‘EEN SIMPEL ADVIES: NEEM JE TELEFOON NOOIT MEE DE BADKAMER IN’

Wat gebeurt er met je gestolen smartphone? De Nederlandse filmmaker Anthony van der Meer installeerde spyware op zijn toestel, volgde een telefoondief en stond versteld van wat hij te weten kwam: ‘We hebben allemaal een toestel in onze broekzak zitten waarmee onze handel en wandel perfect kan worden gevolgd.’

Toen zijn smartphone werd gestolen en de politie hem niet verder kon helpen, wist Anthony van der Meer (23) wat zijn afstudeerproject aan de kunstacademie zou worden: een film over het tweede leven van een gestolen telefoon. Hij liet zijn nieuwe toestel bewust stelen en hield de dief via een spionageapp dagenlang in de gaten. Hij filmde de man, maakte foto’s van hem, luisterde zijn gesprekken af en volgde zijn ontmoetingen. Inmiddels is Van der Meers film Find My Phone al door meer dan 6 miljoen mensen over de hele wereld bekeken.

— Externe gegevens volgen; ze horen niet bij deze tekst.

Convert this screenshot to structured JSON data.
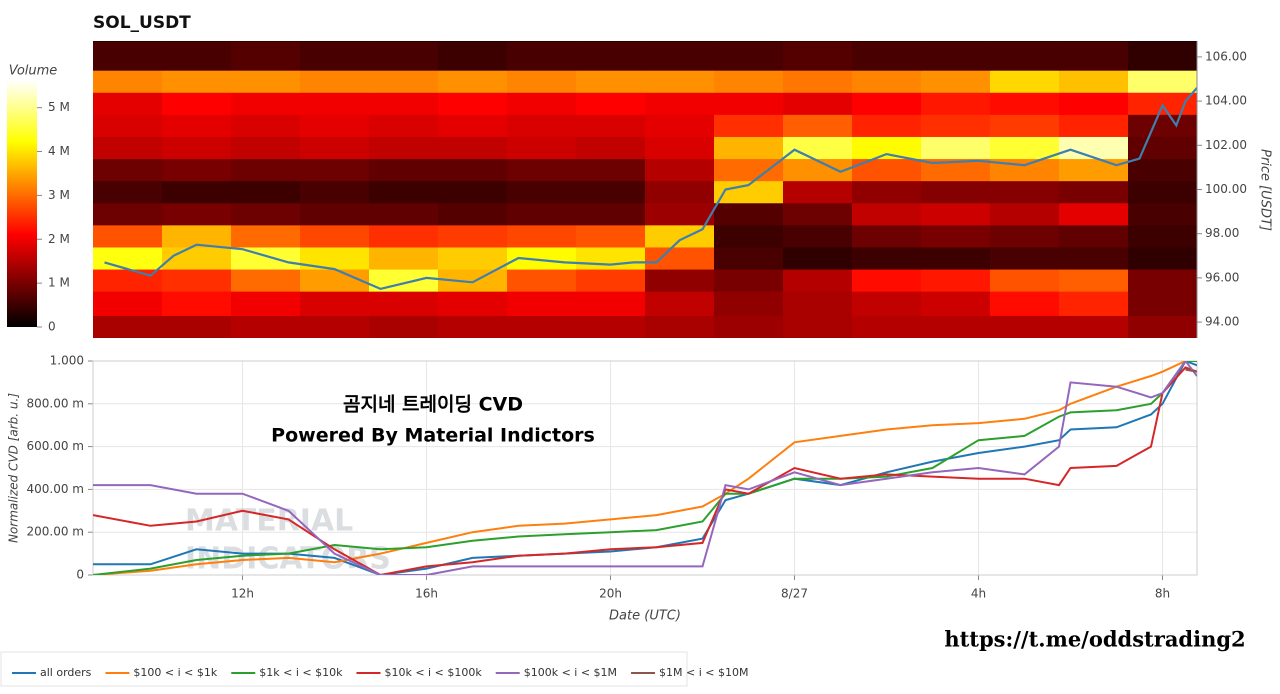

‘Ik was verbaasd dat bijna niemand besefte dat we zo makkelijk te bespioneren zijn via onze telefoon’, zegt de pas afgestudeerde filmmaker. ‘We hebben allemaal een toestel in onze broekzak zitten waarmee onze handel en wandel perfect gevolgd kan worden. Door je partner, je baas, collega, of door de overheid. En het gaat heel makkelijk. Je hoeft geen hacker te zijn om iemands telefoon te kunnen infiltreren.’

Zijn eerste smartphone werd hem op een sluwe manier afhandig gemaakt. Het ging om een professionele diefstal. Het wekte Van der Meers nieuwsgierigheid op. Waar zou het toestel terechtkomen? De politie vertelde dat het vaak om de onderdelen ging. Die worden apart verkocht, dikwijls in het buitenland. Met het gevolg dat je je telefoon niet meer kunt opsporen. ‘Ik zat aan een tafel in Amsterdam toen er een jong meisje naar me toe kwam. Ze keek paniekerig en liet een papiertje zien met wat gekrabbel. Terwijl ik probeerde te lezen wat erop stond en dus afgeleid was, nam ze mijn iPhone. Ik was net aantekeningen aan het maken, het toestel stond open, je had geen code nodig. Op dat moment besefte ik hoe ontzettend veel info er allemaal op stond: mijn e-mails, WhatsApp-gesprekken, foto’s, berichtjes… Eigenlijk verloopt zowat alle communicatie via je telefoon. Ik realiseerde me ineens hoeveel de dievegge over mij te weten kon komen. Ze zou bijna een compleet beeld van me kunnen krijgen. Later begreep ik dat het meisje deel uitmaakte van een professionele pickpocketbende.’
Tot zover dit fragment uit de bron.